The Virgin and Child Under a Tree (about 1590 - 1600)
About this artwork
This drawing unites two traditional forms of representing the Virgin and Child. Firstly, the image of the Virgin suckling the infant Christ highlights her position as the nurturer of Christ, and through him, carer of all humanity (Virgo Lactans). Secondly, the book that she holds in her left hand is a symbol of her divine wisdom and her submission to the word and will of God (Mother of Wisdom). The freehand and ruled lines towards the margins of the sheet indicate that Farinati gave some thought as to how best to frame the group. This may imply that the drawing was a preparatory study for a painting or print, although no corresponding work is known.
- title: The Virgin and Child Under a Tree
- accession number: D 1577
- artist: Paolo FarinatiItalian (1524 - 1606)

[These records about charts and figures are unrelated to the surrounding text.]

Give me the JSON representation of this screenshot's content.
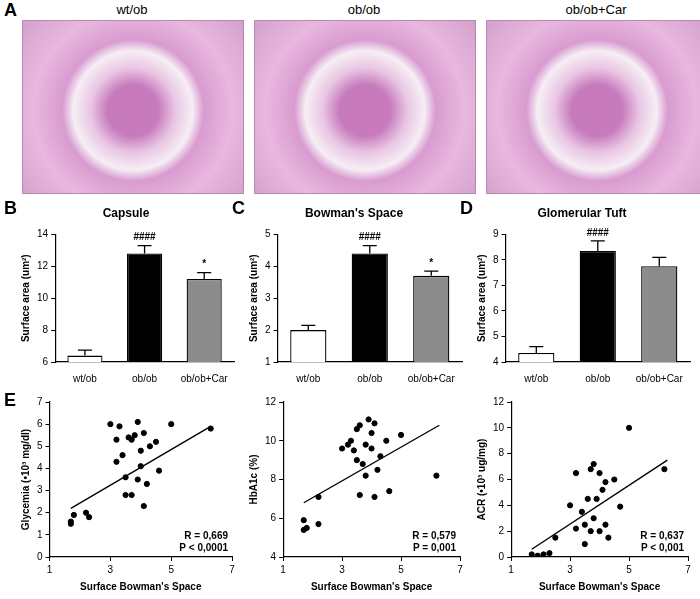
{
  "micrographs": {
    "panel": "A",
    "labels": [
      "wt/ob",
      "ob/ob",
      "ob/ob+Car"
    ]
  },
  "chart_data": [
    {
      "type": "bar",
      "panel": "B",
      "title": "Capsule",
      "y_label": "Surface area (um²)",
      "categories": [
        "wt/ob",
        "ob/ob",
        "ob/ob+Car"
      ],
      "values": [
        6.4,
        12.8,
        11.2
      ],
      "errors": [
        0.35,
        0.5,
        0.4
      ],
      "colors": [
        "#ffffff",
        "#000000",
        "#8c8c8c"
      ],
      "ylim": [
        6,
        14
      ],
      "yticks": [
        6,
        8,
        10,
        12,
        14
      ],
      "grid": false,
      "annotations": [
        {
          "category": "ob/ob",
          "text": "####"
        },
        {
          "category": "ob/ob+Car",
          "text": "*"
        }
      ]
    },
    {
      "type": "bar",
      "panel": "C",
      "title": "Bowman's Space",
      "y_label": "Surface area (um²)",
      "categories": [
        "wt/ob",
        "ob/ob",
        "ob/ob+Car"
      ],
      "values": [
        2.0,
        4.4,
        3.7
      ],
      "errors": [
        0.15,
        0.25,
        0.15
      ],
      "colors": [
        "#ffffff",
        "#000000",
        "#8c8c8c"
      ],
      "ylim": [
        1,
        5
      ],
      "yticks": [
        1,
        2,
        3,
        4,
        5
      ],
      "grid": false,
      "annotations": [
        {
          "category": "ob/ob",
          "text": "####"
        },
        {
          "category": "ob/ob+Car",
          "text": "*"
        }
      ]
    },
    {
      "type": "bar",
      "panel": "D",
      "title": "Glomerular Tuft",
      "y_label": "Surface area (um²)",
      "categories": [
        "wt/ob",
        "ob/ob",
        "ob/ob+Car"
      ],
      "values": [
        4.35,
        8.35,
        7.75
      ],
      "errors": [
        0.25,
        0.4,
        0.35
      ],
      "colors": [
        "#ffffff",
        "#000000",
        "#8c8c8c"
      ],
      "ylim": [
        4,
        9
      ],
      "yticks": [
        4,
        5,
        6,
        7,
        8,
        9
      ],
      "grid": false,
      "annotations": [
        {
          "category": "ob/ob",
          "text": "####"
        }
      ]
    },
    {
      "type": "scatter",
      "panel": "E",
      "x_label": "Surface Bowman's Space",
      "y_label": "Glycemia (•10³ mg/dl)",
      "x": [
        1.7,
        1.7,
        1.8,
        2.2,
        2.3,
        3.0,
        3.2,
        3.2,
        3.3,
        3.4,
        3.5,
        3.5,
        3.6,
        3.7,
        3.7,
        3.8,
        3.9,
        3.9,
        4.0,
        4.0,
        4.1,
        4.1,
        4.2,
        4.3,
        4.5,
        4.6,
        5.0,
        6.3
      ],
      "values": [
        1.6,
        1.5,
        1.9,
        2.0,
        1.8,
        6.0,
        5.3,
        4.3,
        5.9,
        4.6,
        3.6,
        2.8,
        5.4,
        5.3,
        2.8,
        5.5,
        6.1,
        3.5,
        4.8,
        4.1,
        5.6,
        2.3,
        3.3,
        5.0,
        5.2,
        3.9,
        6.0,
        5.8
      ],
      "fit": {
        "x": [
          1.7,
          6.3
        ],
        "y": [
          2.2,
          5.9
        ]
      },
      "color": "#000000",
      "xlim": [
        1,
        7
      ],
      "xticks": [
        1,
        3,
        5,
        7
      ],
      "ylim": [
        0,
        7
      ],
      "yticks": [
        0,
        1,
        2,
        3,
        4,
        5,
        6,
        7
      ],
      "grid": false,
      "annotations": [
        "R = 0,669",
        "P < 0,0001"
      ]
    },
    {
      "type": "scatter",
      "x_label": "Surface Bowman's Space",
      "y_label": "HbA1c (%)",
      "x": [
        1.7,
        1.7,
        1.8,
        2.2,
        2.2,
        3.0,
        3.2,
        3.3,
        3.4,
        3.5,
        3.5,
        3.6,
        3.6,
        3.7,
        3.8,
        3.8,
        3.9,
        4.0,
        4.0,
        4.1,
        4.1,
        4.2,
        4.3,
        4.5,
        4.6,
        5.0,
        6.2
      ],
      "values": [
        5.9,
        5.4,
        5.5,
        5.7,
        7.1,
        9.6,
        9.8,
        10.0,
        9.5,
        10.6,
        9.0,
        10.8,
        7.2,
        8.8,
        9.8,
        8.2,
        11.1,
        10.4,
        9.6,
        10.9,
        7.1,
        8.5,
        9.2,
        10.0,
        7.4,
        10.3,
        8.2
      ],
      "fit": {
        "x": [
          1.7,
          6.3
        ],
        "y": [
          6.8,
          10.8
        ]
      },
      "color": "#000000",
      "xlim": [
        1,
        7
      ],
      "xticks": [
        1,
        3,
        5,
        7
      ],
      "ylim": [
        4,
        12
      ],
      "yticks": [
        4,
        6,
        8,
        10,
        12
      ],
      "grid": false,
      "annotations": [
        "R = 0,579",
        "P = 0,001"
      ]
    },
    {
      "type": "scatter",
      "x_label": "Surface Bowman's Space",
      "y_label": "ACR (•10³ ug/mg)",
      "x": [
        1.7,
        1.9,
        2.1,
        2.3,
        2.5,
        3.0,
        3.2,
        3.2,
        3.4,
        3.5,
        3.5,
        3.6,
        3.7,
        3.7,
        3.8,
        3.8,
        3.9,
        4.0,
        4.0,
        4.1,
        4.2,
        4.2,
        4.3,
        4.5,
        4.7,
        5.0,
        6.2
      ],
      "values": [
        0.2,
        0.1,
        0.2,
        0.3,
        1.5,
        4.0,
        6.5,
        2.2,
        3.5,
        1.0,
        2.5,
        4.5,
        6.8,
        2.0,
        7.2,
        3.0,
        4.5,
        2.0,
        6.5,
        5.2,
        5.8,
        2.5,
        1.5,
        6.0,
        3.9,
        10.0,
        6.8
      ],
      "fit": {
        "x": [
          1.7,
          6.3
        ],
        "y": [
          0.6,
          7.5
        ]
      },
      "color": "#000000",
      "xlim": [
        1,
        7
      ],
      "xticks": [
        1,
        3,
        5,
        7
      ],
      "ylim": [
        0,
        12
      ],
      "yticks": [
        0,
        2,
        4,
        6,
        8,
        10,
        12
      ],
      "grid": false,
      "annotations": [
        "R = 0,637",
        "P < 0,001"
      ]
    }
  ]
}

- depicted: The Virgin Mary
- gallery: In Storage
- object type: Work on paper
- subject: Christianity Religious
- materials: Pen, brown ink and wash heightened with white on blue paper
- date created: about 1590 - 1600
- measurements: 27.70 x 21.10 cm
- credit line: David Laing Bequest to the Royal Scottish Academy transferred 1910
Farinati was born in Verona and became the city’s leading painter in the later part of the sixteenth century after his compatriot Paolo Veronese moved to Venice in the early 1550s. Farinati was not only a successful painter, but also a prolific and accomplished draughtsman. According to Vasari, Farinati was a pupil of Nicolò Giolfino, who encouraged him to concentrate on line as opposed to colour. He absorbed the influences of the fashionable Mannerist style of his youth, and the powerful figure style of Michelangelo. His work reflected this throughout his career. Farinati admired Veronese’s strong use of chiaroscuro and coarse brushwork, and incorporated these into his own paintings.